Given a language \(L \subseteq \{{\texttt{0}},{\texttt{1}}\}^*\), define \[\text{ONE}(L) = \{{\texttt{1}}^{|x|} : x \in L\} \subseteq \{{\texttt{1}}\}^*,\] where we view \(\text{ONE}(L)\) as a language over the alphabet \(\Sigma = \{{\texttt{1}}\}\). Show that if \(L\) is regular, then \(\text{ONE}(L)\) must also be regular. To do this give an exact description of a DFA solving \(\text{ONE}(L)\), explicitly stating how \(Q\), \(\delta\), \(q_0\) and \(F\) are defined. Furthermore, briefly explain the reasoning behind your construction. A detailed proof of correctness is not required.

We have seen how to prove that a language is non-regular by identifying an appropriate set of “pigeons” and then applying the pigeonhole principle. In this problem we will explore whether this is a “complete” proof technique: If a language is non-regular, can we always find an appropriate set of pigeons and apply the pigeonhole principle?

Let \(L \subseteq \Sigma^*\) be a language. We say that two strings \(x\) and \(y\) are *distinguishable* (with respect to \(L\)) if there is some \(z \in \Sigma^*\) such that exactly one of the words \(xz\) and \(yz\) is in \(L\). We say that a set of words \(P\) is a *fooling pigeon set* for \(L\) if every pair of words in \(P\) is distinguishable.

Show that \(A = \{{\texttt{0}}^n{\texttt{1}}^n : n \in \mathbb N\} \subseteq \{{\texttt{0}},{\texttt{1}}\}^*\) and \(B = \{{\texttt{a}}^{2^n}: n \in \mathbb N\} \subseteq \{{\texttt{a}}\}^*\) each have a fooling pigeon set of infinite size.
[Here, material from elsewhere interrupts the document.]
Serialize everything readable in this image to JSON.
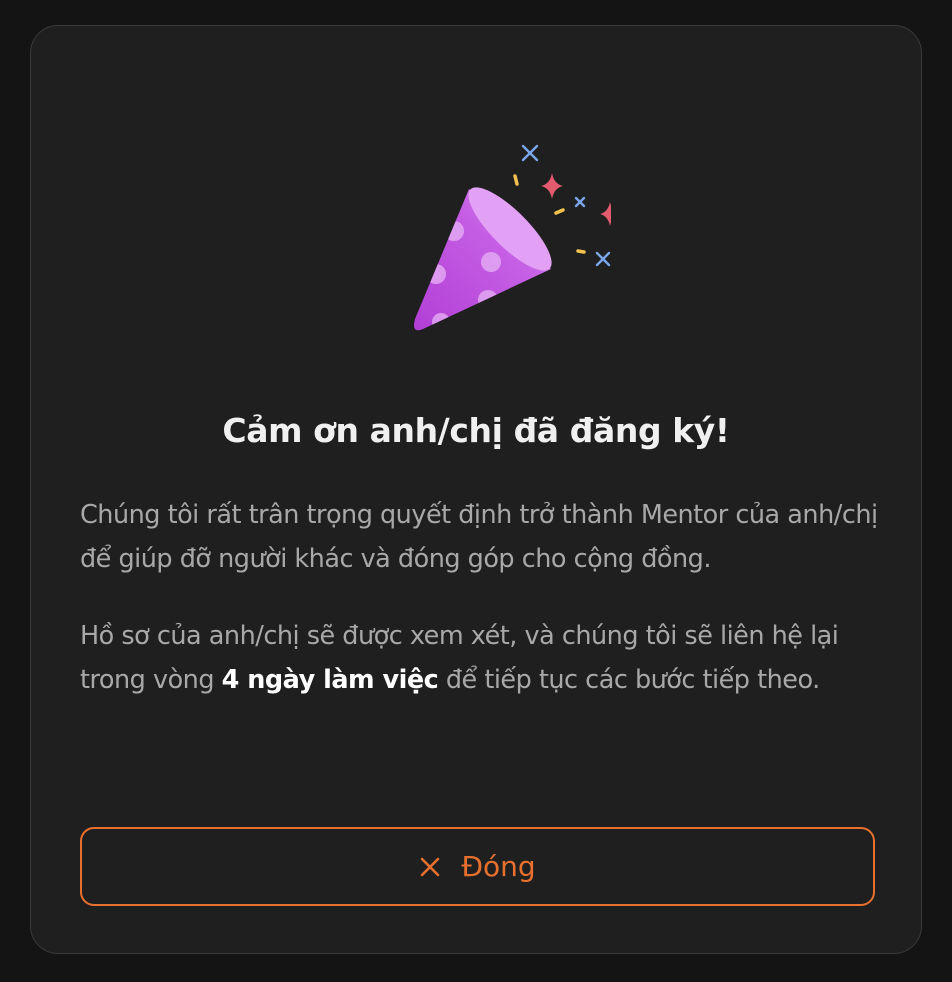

Show that every fooling pigeon set for \(C = \{{\texttt{0}}^n{\texttt{1}}^m : n,m \in \mathbb N\} \subseteq \{{\texttt{0}},{\texttt{1}}\}^*\) is finite.

Prove that \(L\) is a regular language if and only if every fooling pigeon set for \(L\) is finite. Or in other words, \(L\) is non-regular if and only if there is a fooling pigeon set for \(L\) which is infinite. (Note that this, combined with part 1, allows us to reprove that \(A\) and \(B\) above are non-regular, and \(C\) is regular.)

There are two directions to prove. For the harder direction, form an equivalence relation over \(\Sigma^*\) where two strings are related if they are indistinguishable. Observe that if every fooling pigeon set for \(L\) is finite, then there is a finite number of equivalence classes. Can you then use this to construct a DFA for \(L\)?